After successfully completing a ‘zfs replace’ I was not so pleased to get the following error message back from ‘zfs detach’:
cannot detach c5t17d0: no valid replicas
I decided that I would upgrade this OpenSolaris 2008.11 instance to OpenSolaris 2009.06 in order to see if the obvious bug that I was encountering was resolved in the newest version. Since upgrading in OpenSolaris supports automatic boot environment creation, there really is not much danger at all in updating because you can always boot back into the other environment at any time.
The upgrade was a success, and after I booted into 2009.06 I was able to simply detach the failed drive from the pool and thus remove it from the system.
I recompiled gluster and I ran 2009.06 for a couple of days, until I started noticing that the server was rebooting during times of high I/O. A peek inside ‘/var/adm/messages’ revealed the following errors:
Aug 15 22:33:04 cybertron ^Mpanic[cpu0]/thread=ffffff091060c900:
Aug 15 22:33:04 cybertron genunix: [ID 783603 kern.notice] Deadlock: cycle in blocking chain
Aug 15 22:33:04 cybertron unix: [ID 100000 kern.notice]
Aug 15 22:33:04 cybertron genunix: [ID 655072 kern.notice] ffffff003d9651f0 genunix:turnstile_block+795 ()
Aug 15 22:33:04 cybertron genunix: [ID 655072 kern.notice] ffffff003d965250 unix:mutex_vector_enter+261 ()
Aug 15 22:33:04 cybertron genunix: [ID 655072 kern.notice] ffffff003d9652f0 zfs:zfs_zget+be ()
Aug 15 22:33:04 cybertron genunix: [ID 655072 kern.notice] ffffff003d965380 zfs:zfs_zaccess+7c ()
Aug 15 22:33:04 cybertron genunix: [ID 655072 kern.notice] ffffff003d965400 zfs:zfs_lookup+333 ()
Aug 15 22:33:04 cybertron genunix: [ID 655072 kern.notice] ffffff003d9654a0 genunix:fop_lookup+ed ()
Aug 15 22:33:04 cybertron genunix: [ID 655072 kern.notice] ffffff003d965550 genunix:xattr_dir_realdir+8b ()
Aug 15 22:33:04 cybertron genunix: [ID 655072 kern.notice] ffffff003d9655a0 genunix:xattr_dir_realvp+5e ()

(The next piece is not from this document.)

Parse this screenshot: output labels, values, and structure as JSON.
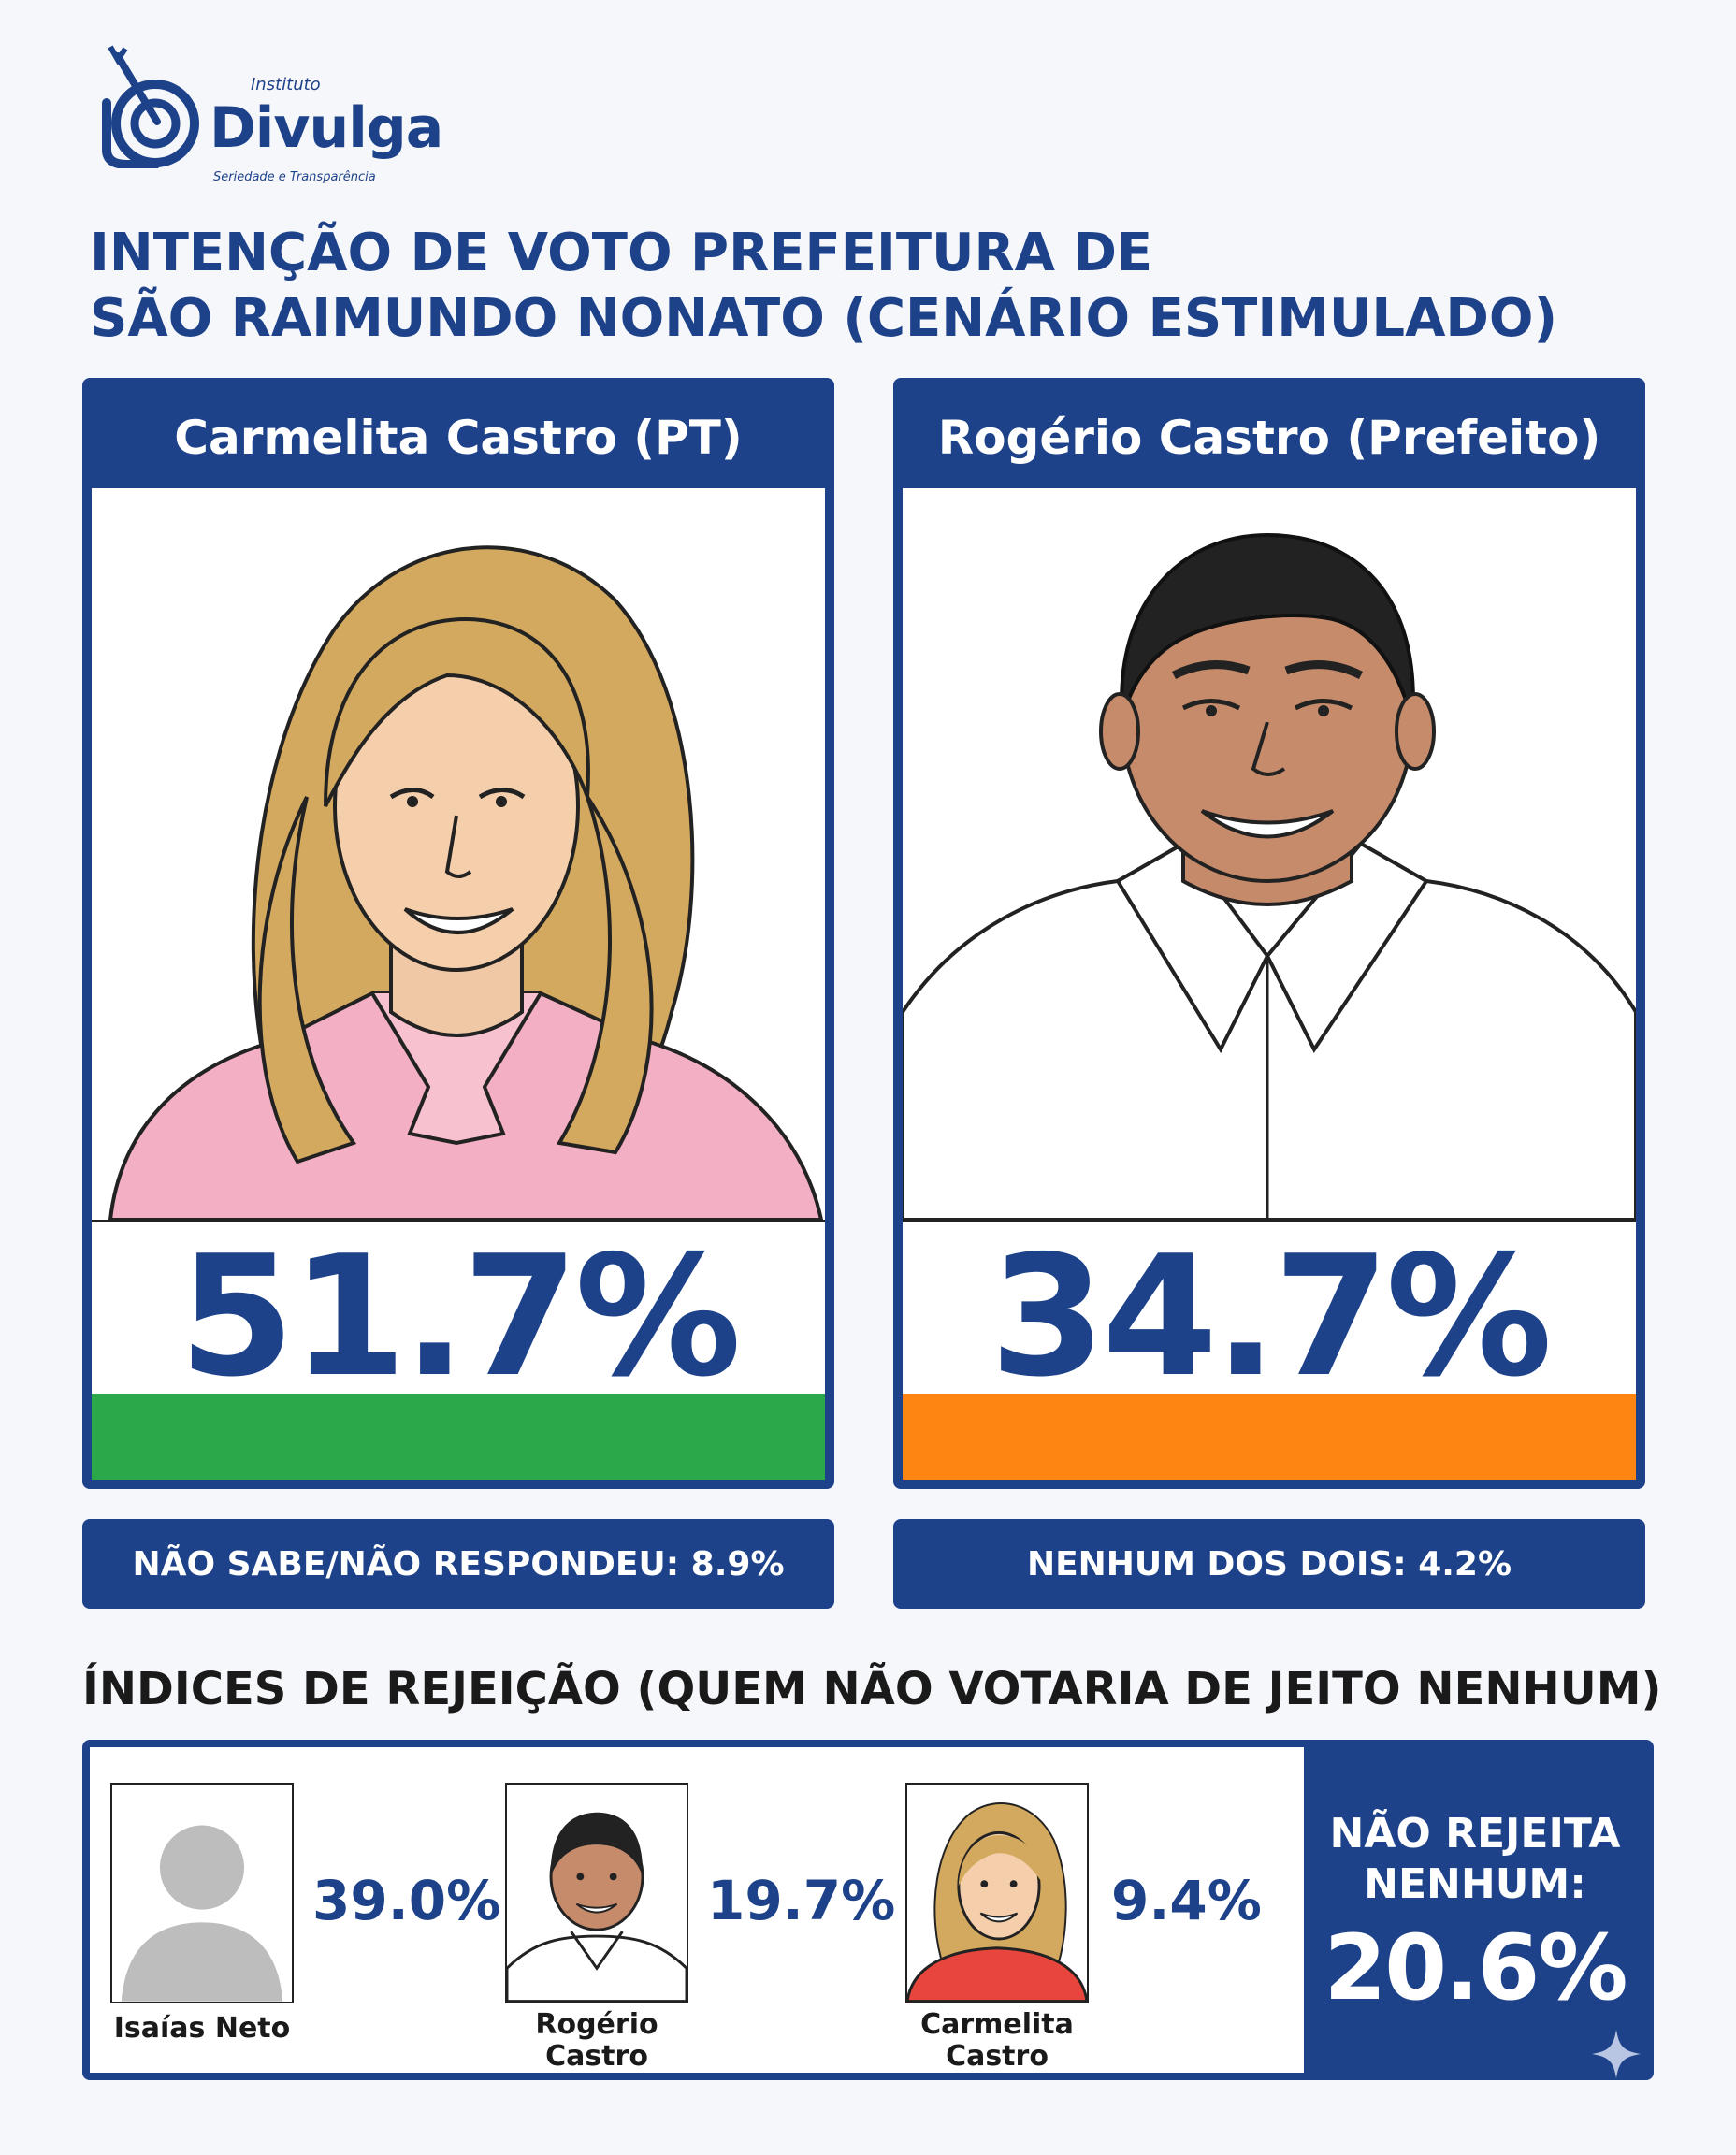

Aug 15 22:33:04 cybertron genunix: [ID 655072 kern.notice] ffffff003d9655f0 genunix:fop_realvp+32 ()
Aug 15 22:33:04 cybertron genunix: [ID 655072 kern.notice] ffffff003d965640 genunix:vn_compare+31 ()

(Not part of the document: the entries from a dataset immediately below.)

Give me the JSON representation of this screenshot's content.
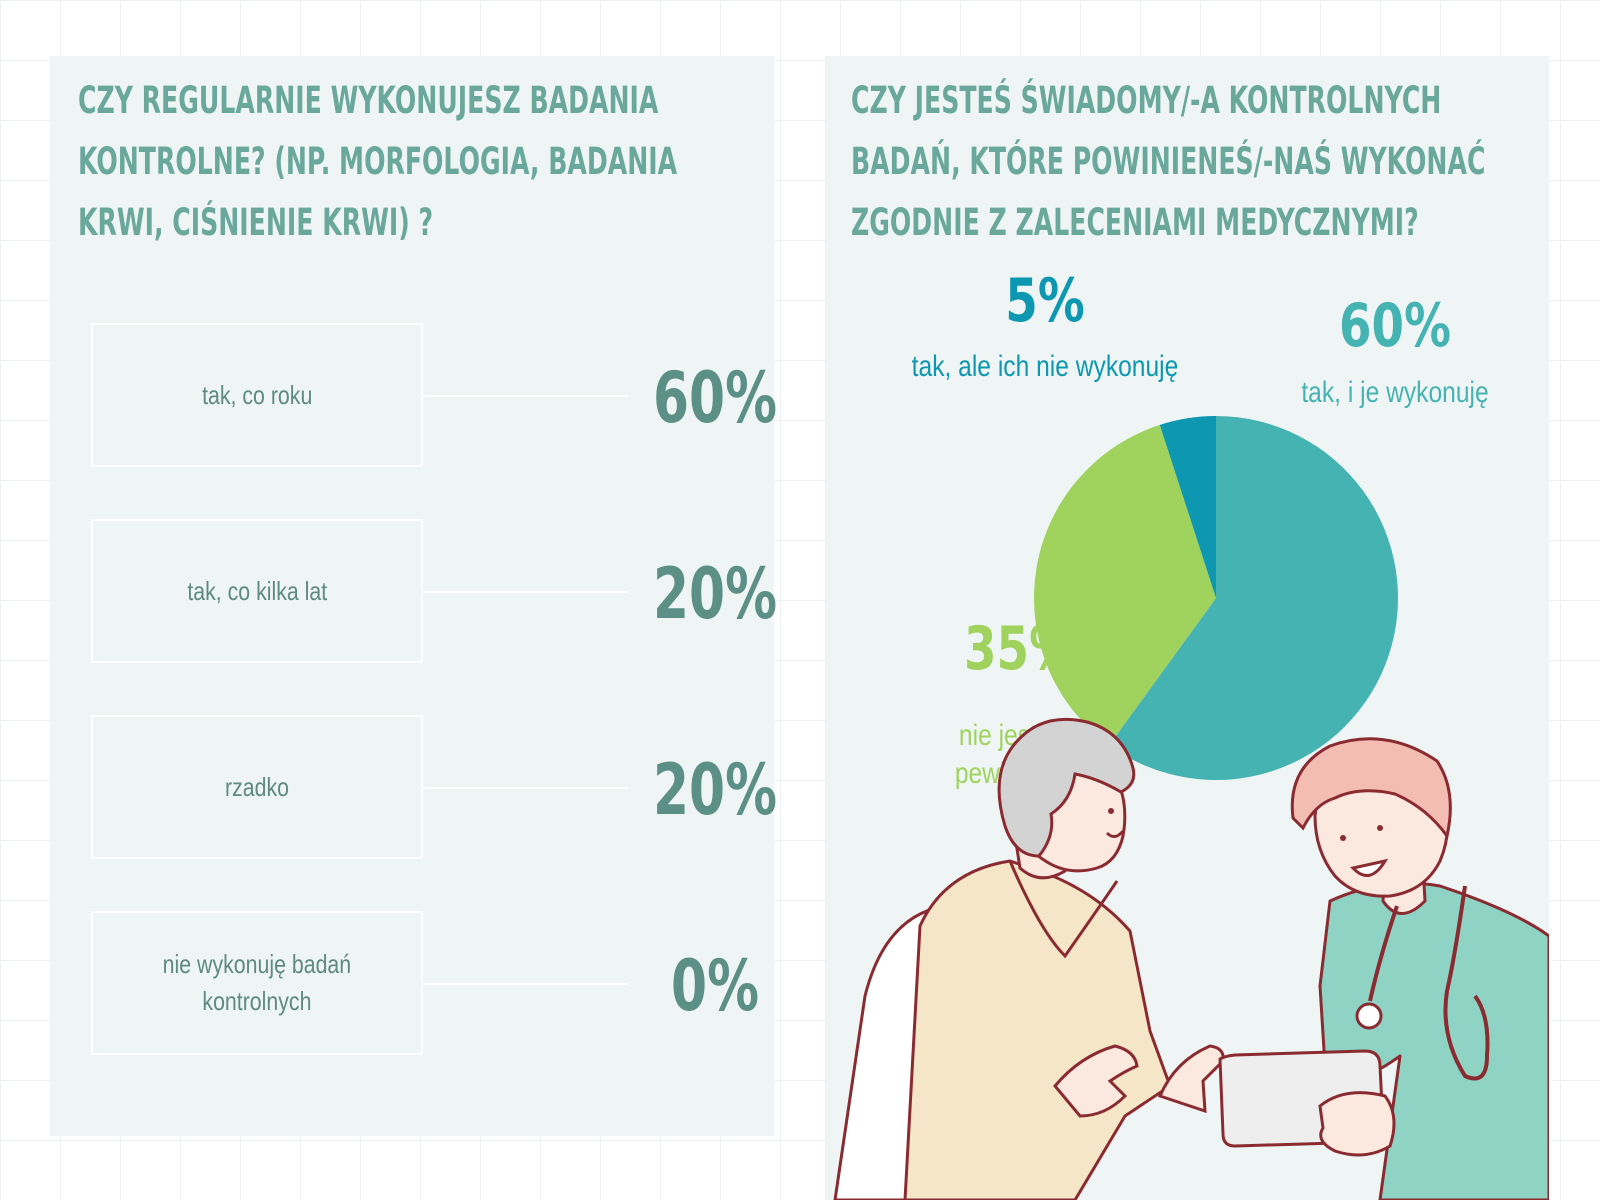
{
  "left": {
    "heading_lines": [
      "CZY REGULARNIE WYKONUJESZ BADANIA",
      "KONTROLNE? (NP. MORFOLOGIA, BADANIA",
      "KRWI, CIŚNIENIE KRWI) ?"
    ]
  },
  "right": {
    "heading_lines": [
      "CZY JESTEŚ ŚWIADOMY/-A KONTROLNYCH",
      "BADAŃ, KTÓRE POWINIENEŚ/-NAŚ WYKONAĆ",
      "ZGODNIE Z ZALECENIAMI MEDYCZNYMI?"
    ]
  },
  "chart_data": [
    {
      "type": "table",
      "title": "CZY REGULARNIE WYKONUJESZ BADANIA KONTROLNE? (NP. MORFOLOGIA, BADANIA KRWI, CIŚNIENIE KRWI) ?",
      "rows": [
        {
          "label_lines": [
            "tak, co roku"
          ],
          "value": 60,
          "value_label": "60%"
        },
        {
          "label_lines": [
            "tak, co kilka lat"
          ],
          "value": 20,
          "value_label": "20%"
        },
        {
          "label_lines": [
            "rzadko"
          ],
          "value": 20,
          "value_label": "20%"
        },
        {
          "label_lines": [
            "nie wykonuję badań",
            "kontrolnych"
          ],
          "value": 0,
          "value_label": "0%"
        }
      ]
    },
    {
      "type": "pie",
      "title": "CZY JESTEŚ ŚWIADOMY/-A KONTROLNYCH BADAŃ, KTÓRE POWINIENEŚ/-NAŚ WYKONAĆ ZGODNIE Z ZALECENIAMI MEDYCZNYMI?",
      "slices": [
        {
          "label_lines": [
            "tak, i je wykonuję"
          ],
          "value": 60,
          "value_label": "60%",
          "color": "#45b3b2"
        },
        {
          "label_lines": [
            "nie jestem",
            "pewien/-na"
          ],
          "value": 35,
          "value_label": "35%",
          "color": "#a0d35e"
        },
        {
          "label_lines": [
            "tak, ale ich nie wykonuję"
          ],
          "value": 5,
          "value_label": "5%",
          "color": "#0d97b0"
        }
      ]
    }
  ],
  "colors": {
    "panel_bg": "#eef5f4",
    "heading": "#6aa89b",
    "row_text": "#5f8a82",
    "row_value": "#5c8f85"
  }
}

Aug 15 22:33:04 cybertron genunix: [ID 655072 kern.notice] ffffff003d965860 genunix:lookuppnvp+94c ()
Aug 15 22:33:04 cybertron genunix: [ID 655072 kern.notice] ffffff003d965900 genunix:lookuppnatcred+11b ()
Aug 15 22:33:04 cybertron genunix: [ID 655072 kern.notice] ffffff003d965990 genunix:lookuppnat+69 ()

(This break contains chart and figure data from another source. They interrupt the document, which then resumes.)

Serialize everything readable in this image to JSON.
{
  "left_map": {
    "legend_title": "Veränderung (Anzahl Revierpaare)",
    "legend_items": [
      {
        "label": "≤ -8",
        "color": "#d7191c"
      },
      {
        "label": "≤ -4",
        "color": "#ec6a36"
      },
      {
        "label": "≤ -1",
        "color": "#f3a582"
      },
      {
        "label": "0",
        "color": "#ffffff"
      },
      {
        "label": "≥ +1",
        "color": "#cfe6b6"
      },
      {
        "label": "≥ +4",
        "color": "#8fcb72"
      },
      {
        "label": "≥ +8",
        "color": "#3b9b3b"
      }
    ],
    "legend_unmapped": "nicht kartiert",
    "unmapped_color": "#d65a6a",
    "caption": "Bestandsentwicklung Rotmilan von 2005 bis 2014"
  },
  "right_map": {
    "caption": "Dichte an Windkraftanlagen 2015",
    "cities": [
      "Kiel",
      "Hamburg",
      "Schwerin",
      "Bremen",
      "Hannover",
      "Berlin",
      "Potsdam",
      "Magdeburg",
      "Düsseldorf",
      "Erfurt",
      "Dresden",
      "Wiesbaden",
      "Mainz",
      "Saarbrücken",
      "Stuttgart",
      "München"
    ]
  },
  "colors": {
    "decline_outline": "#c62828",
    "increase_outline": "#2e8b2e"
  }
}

Aug 15 22:33:04 cybertron genunix: [ID 655072 kern.notice] ffffff003d965b30 genunix:vn_createat+13a ()
Aug 15 22:33:04 cybertron genunix: [ID 655072 kern.notice] ffffff003d965cf0 genunix:vn_openat+1fb ()
Aug 15 22:33:04 cybertron genunix: [ID 655072 kern.notice] ffffff003d965e50 genunix:copen+435 ()
Aug 15 22:33:04 cybertron genunix: [ID 655072 kern.notice] ffffff003d965e80 genunix:openat64+25 ()
Aug 15 22:33:04 cybertron genunix: [ID 655072 kern.notice] ffffff003d965ec0 genunix:fsat32+f5 ()
Aug 15 22:33:04 cybertron genunix: [ID 655072 kern.notice] ffffff003d965f10 unix:brand_sys_sysenter+1e0 ()
Aug 15 22:33:04 cybertron unix: [ID 100000 kern.notice]
Aug 15 22:33:04 cybertron genunix: [ID 672855 kern.notice] syncing file systems…
Aug 15 22:33:04 cybertron genunix: [ID 904073 kern.notice] done
My efforts to find any further detailes about this bug are ongoing, so at this point I have booted back into 2008.11 and I will be running that until a fix or a workaround is found.